Writer’s note: Two weeks of computer troubleshooting and one weekend wedding retreat later and I’m back. There should be a bunch of reviews posting in relatively rapid succession. Here’s what I’ve been watching these past few weeks.
The saga continues. So the next chapter in the Hunger Games trilogy (quadrilogy sounds stupid, and besides, there are only three books), we get to see Katniss Everdeen (Jennifer Lawrence) become the Mockingjay. She inspires a group of rebels to stand up against oppression, all the while trying to save Peeta from the Capital. This is one of those rare series where I have actually read the source material, so I can comment on both mediums. The books are well-written, engaging page-turners that utilize the Goosebumps tactic of making every single chapter end on a cliffhanger to keep you binge-reading. It works, translates well into film, and yields an original product.

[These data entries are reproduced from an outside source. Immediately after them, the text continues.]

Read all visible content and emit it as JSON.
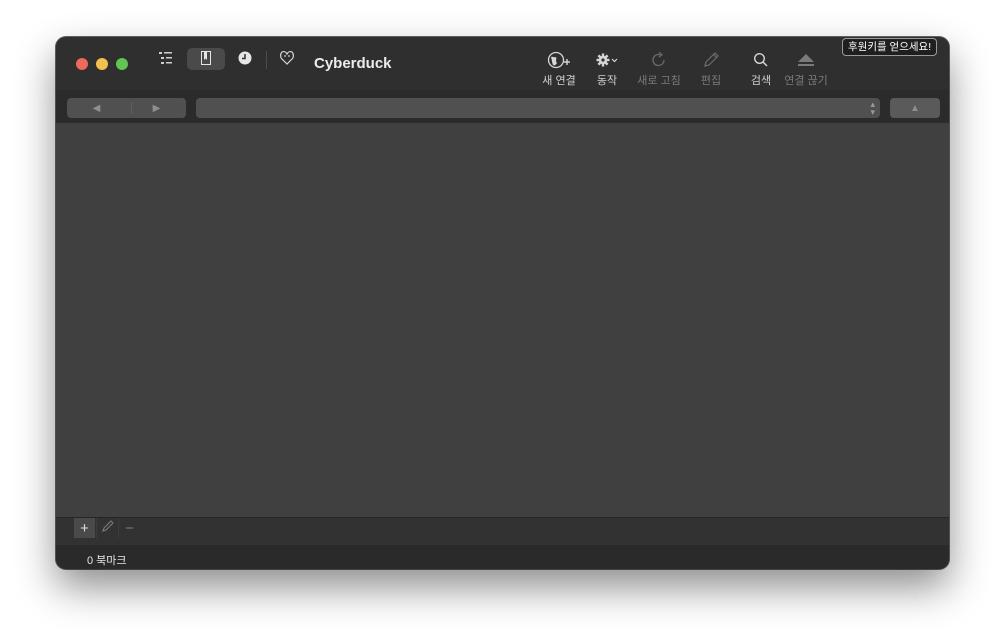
{
  "app": {
    "title": "Cyberduck"
  },
  "toolbar": {
    "new_connection": "새 연결",
    "action": "동작",
    "refresh": "새로 고침",
    "edit": "편집",
    "search": "검색",
    "disconnect": "연결 끊기"
  },
  "donate": {
    "label": "후원키를 얻으세요!"
  },
  "status": {
    "text": "0 북마크"
  },
  "icons": {
    "outline_view": "outline-view-icon",
    "bookmarks_view": "bookmark-icon",
    "history_view": "clock-icon",
    "bonjour_view": "bonjour-icon",
    "new_connection": "globe-plus-icon",
    "action": "gear-icon",
    "refresh": "refresh-icon",
    "edit": "pencil-icon",
    "search": "search-icon",
    "disconnect": "eject-icon"
  },
  "colors": {
    "close": "#ec6a5e",
    "minimize": "#f4bf4f",
    "maximize": "#61c554"
  }
}
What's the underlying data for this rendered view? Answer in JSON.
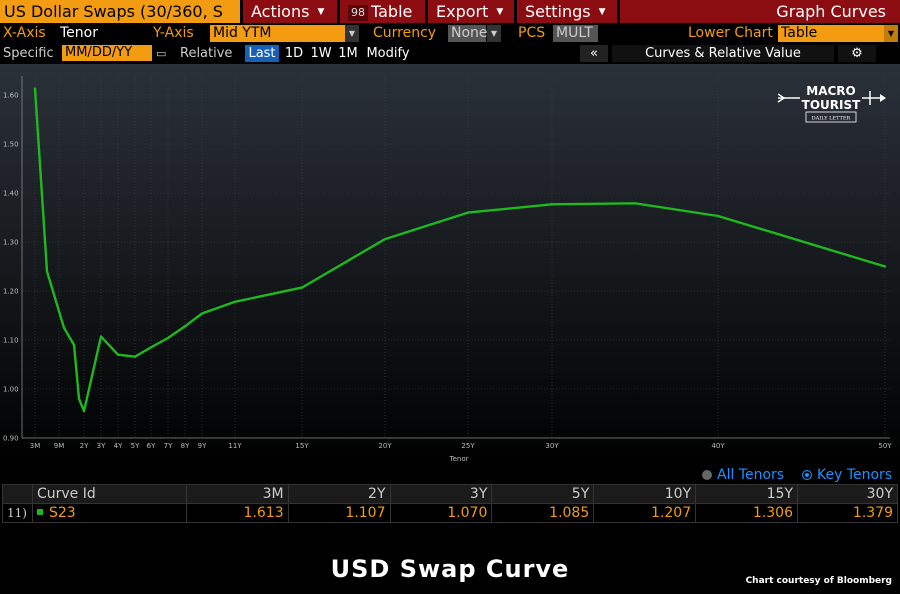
{
  "toolbar": {
    "title": "US Dollar Swaps (30/360, S",
    "actions_label": "Actions",
    "table_num": "98",
    "table_label": "Table",
    "export_label": "Export",
    "settings_label": "Settings",
    "graph_curves_label": "Graph Curves"
  },
  "controls": {
    "xaxis_label": "X-Axis",
    "xaxis_value": "Tenor",
    "yaxis_label": "Y-Axis",
    "yaxis_value": "Mid YTM",
    "currency_label": "Currency",
    "currency_value": "None",
    "pcs_label": "PCS",
    "pcs_value": "MULT",
    "lower_chart_label": "Lower Chart",
    "lower_chart_value": "Table",
    "specific_label": "Specific",
    "date_placeholder": "MM/DD/YY",
    "relative_label": "Relative",
    "range_buttons": [
      "Last",
      "1D",
      "1W",
      "1M"
    ],
    "modify_label": "Modify",
    "collapse_label": "«",
    "panel_label": "Curves & Relative Value"
  },
  "chart_data": {
    "type": "line",
    "xlabel": "Tenor",
    "ylabel": "",
    "ylim": [
      0.9,
      1.65
    ],
    "y_ticks": [
      "1.60",
      "1.50",
      "1.40",
      "1.30",
      "1.20",
      "1.10",
      "1.00",
      "0.90"
    ],
    "x_tick_labels": [
      "3M",
      "9M",
      "2Y",
      "3Y",
      "4Y",
      "5Y",
      "6Y",
      "7Y",
      "8Y",
      "9Y",
      "11Y",
      "15Y",
      "20Y",
      "25Y",
      "30Y",
      "40Y",
      "50Y"
    ],
    "x_tick_years": [
      0.25,
      0.75,
      2,
      3,
      4,
      5,
      6,
      7,
      8,
      9,
      11,
      15,
      20,
      25,
      30,
      40,
      50
    ],
    "series": [
      {
        "name": "S23",
        "color": "#1fb81f",
        "x": [
          0.25,
          0.5,
          1,
          1.5,
          1.75,
          2,
          3,
          4,
          5,
          6,
          7,
          8,
          9,
          11,
          15,
          20,
          25,
          30,
          35,
          40,
          50
        ],
        "y": [
          1.613,
          1.24,
          1.125,
          1.09,
          0.98,
          0.955,
          1.107,
          1.07,
          1.066,
          1.085,
          1.104,
          1.128,
          1.154,
          1.178,
          1.207,
          1.306,
          1.36,
          1.377,
          1.379,
          1.353,
          1.25
        ]
      }
    ]
  },
  "logo": {
    "line1": "MACRO",
    "line2": "TOURIST",
    "line3": "DAILY LETTER"
  },
  "tenor_toggle": {
    "all_label": "All Tenors",
    "key_label": "Key Tenors"
  },
  "table": {
    "headers": [
      "Curve Id",
      "3M",
      "2Y",
      "3Y",
      "5Y",
      "10Y",
      "15Y",
      "30Y"
    ],
    "rows": [
      {
        "index": "11)",
        "curve": "S23",
        "values": [
          "1.613",
          "1.107",
          "1.070",
          "1.085",
          "1.207",
          "1.306",
          "1.379"
        ]
      }
    ]
  },
  "caption": "USD Swap Curve",
  "courtesy": "Chart courtesy of Bloomberg"
}
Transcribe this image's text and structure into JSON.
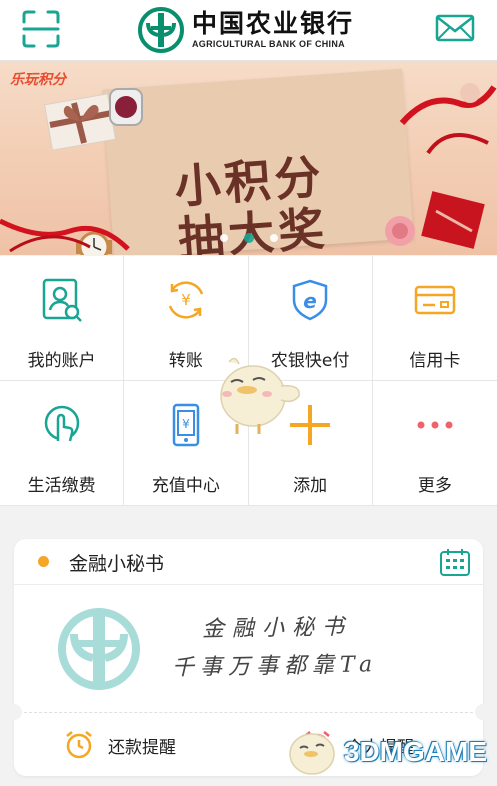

Between the untimely death of Philip Seymour Hoffman and the leaked lewd photos of Jennifer Lawrence, peripherally, there’s a lot going on surrounding this movie. In this chapter, we are introduced to rebel President Coin, played by the perfectly cast Julianne Moore. Everybody reprising their respective role flourishes and brings additional depth to already well-rounded characters. However, speaking for both the book and the movie, this is easily the weakest of the series. In scope, it makes sense for this story to evolve in this direction; the next logical step for persecuted characters is a revolution, but as grim as it sounds, it is much more entertaining to see these characters lethally compete in the Hunger Games. What also doesn’t help this movie is that 75% of this movie is all setup for the big finale. There’s not a lot of action, and I don’t mean action in the genre sense, I mean action in the sense of events that move the plot forward. This movie is a whole lot of people that are just talking, and while there is nothing inherently wrong with that, it’s a bit of a letdown, especially when you compare it with how exhilarating Catching Fire is. And I know it should go without saying for any movie that has the words “Part 1” included in the title, but you’re only getting half a story, and here, you really feel it.
The thing about this two movie split is that it feels wholly and utterly unnecessary. When Harry Potter did it back in 2010/2011, it was duly required due to the vast amount of material it had to cover; when you spend seven movies developing side characters and subplots, yeah, you’re going to need more time to spend on your resolution. When Twilight unnecessarily followed suit and split its final movie up, it started the trend of every successful series dividing up their final chapter into two movies so as to capitalize as much as possible. I do think this is one of those times where they could have trimmed some fat so as to make a single, tighter 150-minute movie, and it would have been a better story for it, although at least it makes sense to cut the film in the place they decided to.
This is still well-written source material, and it’s hard not to support a series that features one of the rarely seen strong female protagonists. There are elements that work about this, like the propaganda portion where they build Katniss up to be the face of a revolution, or the entire bit in the hospital. Everything in this is drab and coded in gray, and while this is very watchable, it ultimately has the same problem that the book as in that it doesn’t hold up when you compare it to its predecessors.